Carles Puigdemont in conferenza stampa a Bruxelles

Carles Puigdemont , presidente destituito della Generalitat di Catalogna, dichiara di non essere a Bruxelles per chiedere asilo politico. Questo, spiega Puigdemont, “non è un problema politico belga”. Il presidente indipendentista parla piuttosto di “agire con libertà e sicurezza ” in previsione delle prossime azioni politiche catalane volte alla costituzione di Repubblica Indipendente. Dopo aver risposto alle accuse di chi lo dava per rifugiato in Belgio per paura di arresto e carcere, Puigdemont spiega che il modo migliore per lavorare alla Catalogna è farlo dalla capitale dell’Unione europea. L’ex capo del governo ha quindi spiegato che intende accettare la sfida delle elezioni del 21 dicembre. Poco chiaro è come potrebbe accettare la sfida democratica in un Paese che lo ha destituito, che lo potrebbe incriminare negandogli la candidatura e che non ha inteso accogliere la dichiarazione di indipendenza catalana.

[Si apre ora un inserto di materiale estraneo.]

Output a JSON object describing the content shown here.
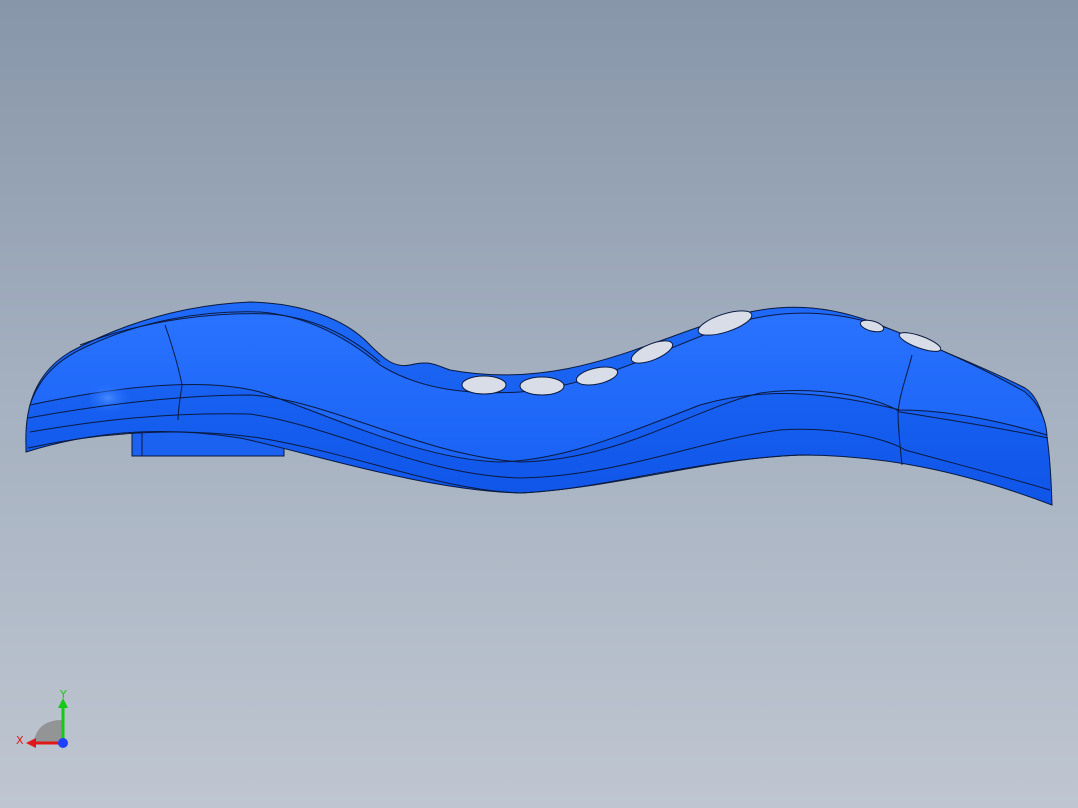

Puigdemont ha dichiarato che se fossero rimasti in Catalogna, ed avessero tentato la “resistenza”, ci sarebbe stato il rischio di “una reazione di grande violenza da parte del Governo” di Mariano Rajoy, e non era intenzione del Governo della Generalitat esporre i catalani ad un altro giorno di violenza “come nel giorno del referendum del 1 ottobre. Da Bruxelles, Puigdemont dichiara che nessuno ha lasciato il Governo e che il loro lavoro per la Catalogna sta proseguendo. “Vogliamo rispettare il risultato delle elezioni del 21 dicembre come abbiamo sempre fatto qualunque sia il risultato”, dichiara in conferenza stampa Puigdemont da Bruxelles ed aggiunge: “Lo Stato spagnolo farà lo stesso? Voglio un chiaro impegno dallo Stato. È fondamentale sapere, perché se no, ci saranno due tipi di elettori in Catalogna: di prima e di seconda classe “. Al termine della conferenza stampa però il presidente Puigdemont non ha risolto molti dubbi o forse ne ha alimentati di ulteriori con una strategia ancora poco comprensibile.